Au cours de ces dernières années, il a en effet été démontré que les plantes possèdent des mécanismes moléculaires complexes leur permettant de distinguer les individus avec lesquels elles interagissent selon leur degré de parenté. Par ailleurs, les racines des plantes établissent des synergies avec certains micro-organismes présents dans le sol, y compris des champignons, qu’elles parviennent à distinguer parmi une multitude d'autres êtres vivants. « Ces mécanismes peuvent avoir des conséquences au-delà des interactions sur le terrain et pourraient également affecter les stratégies florales pour attirer les pollinisateurs », explique le DrSc. José María Gómez du Conseil national de recherches en Espagne et autre coauteur de l’étude.

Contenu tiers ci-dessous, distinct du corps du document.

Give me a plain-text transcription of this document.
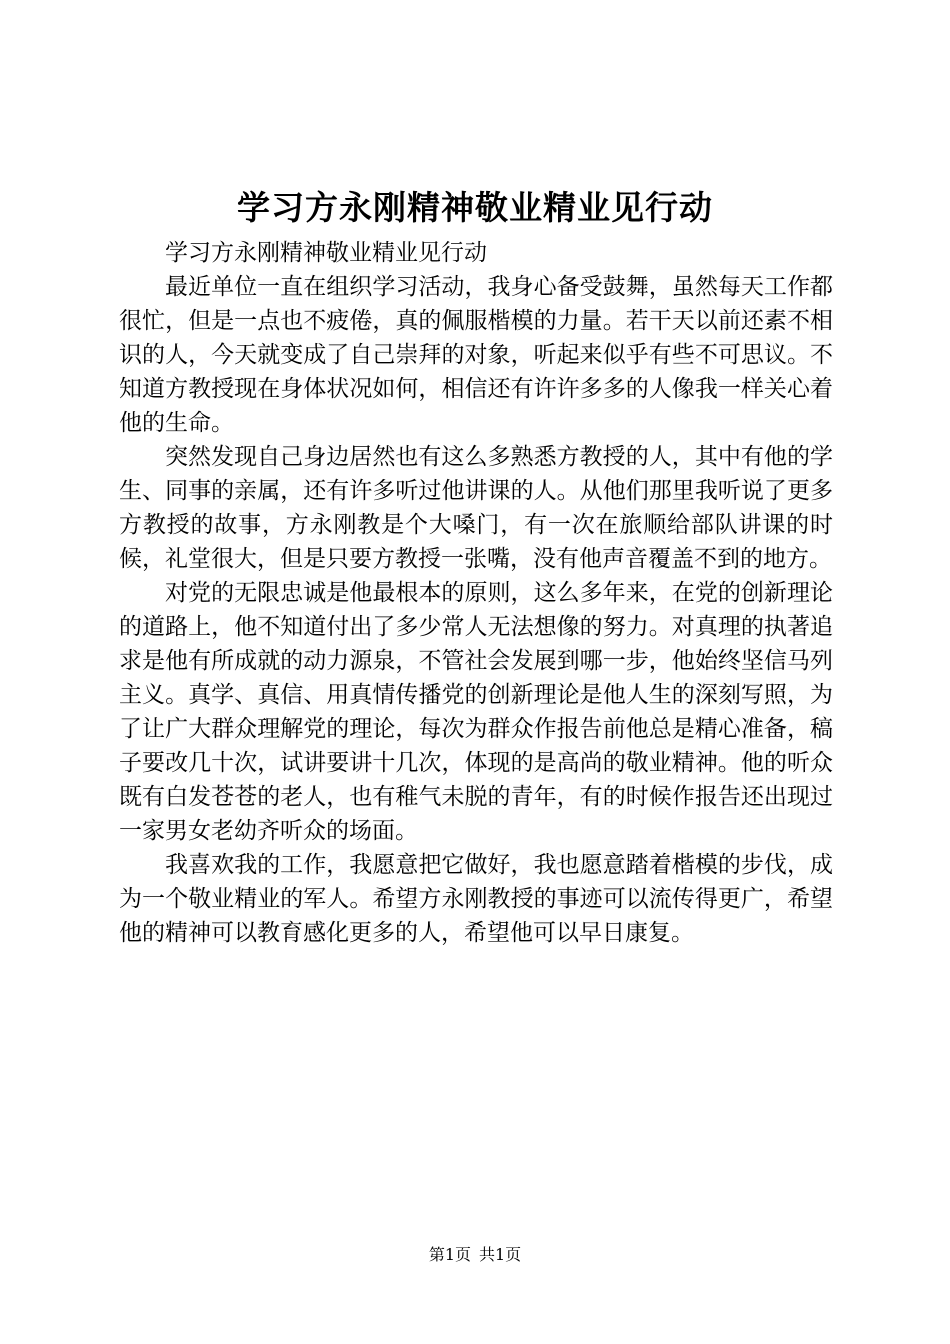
学习方永刚精神敬业精业见行动

学习方永刚精神敬业精业见行动

最近单位一直在组织学习活动，我身心备受鼓舞，虽然每天工作都很忙，但是一点也不疲倦，真的佩服楷模的力量。若干天以前还素不相识的人，今天就变成了自己崇拜的对象，听起来似乎有些不可思议。不知道方教授现在身体状况如何，相信还有许许多多的人像我一样关心着他的生命。

突然发现自己身边居然也有这么多熟悉方教授的人，其中有他的学生、同事的亲属，还有许多听过他讲课的人。从他们那里我听说了更多方教授的故事，方永刚教是个大嗓门，有一次在旅顺给部队讲课的时候，礼堂很大，但是只要方教授一张嘴，没有他声音覆盖不到的地方。

对党的无限忠诚是他最根本的原则，这么多年来，在党的创新理论的道路上，他不知道付出了多少常人无法想像的努力。对真理的执著追求是他有所成就的动力源泉，不管社会发展到哪一步，他始终坚信马列主义。真学、真信、用真情传播党的创新理论是他人生的深刻写照，为了让广大群众理解党的理论，每次为群众作报告前他总是精心准备，稿子要改几十次，试讲要讲十几次，体现的是高尚的敬业精神。他的听众既有白发苍苍的老人，也有稚气未脱的青年，有的时候作报告还出现过一家男女老幼齐听众的场面。

我喜欢我的工作，我愿意把它做好，我也愿意踏着楷模的步伐，成为一个敬业精业的军人。希望方永刚教授的事迹可以流传得更广，希望他的精神可以教育感化更多的人，希望他可以早日康复。

第1页 共1页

Le bien commun et l'altruisme botanique
L'étude attire l'attention sur la coopération possible en matière de reproduction chez les plantes. La plupart des plantes ont besoin de pollinisateurs pour transférer leur pollen d'une fleur à une autre. À nos yeux, un champ de fleurs peut être un exemple de beauté, mais du point de vue d'une plante, un champ plein de fleurs est une guerre sans répit pour attirer l'attention des pollinisateurs capables de fertiliser leurs fleurs.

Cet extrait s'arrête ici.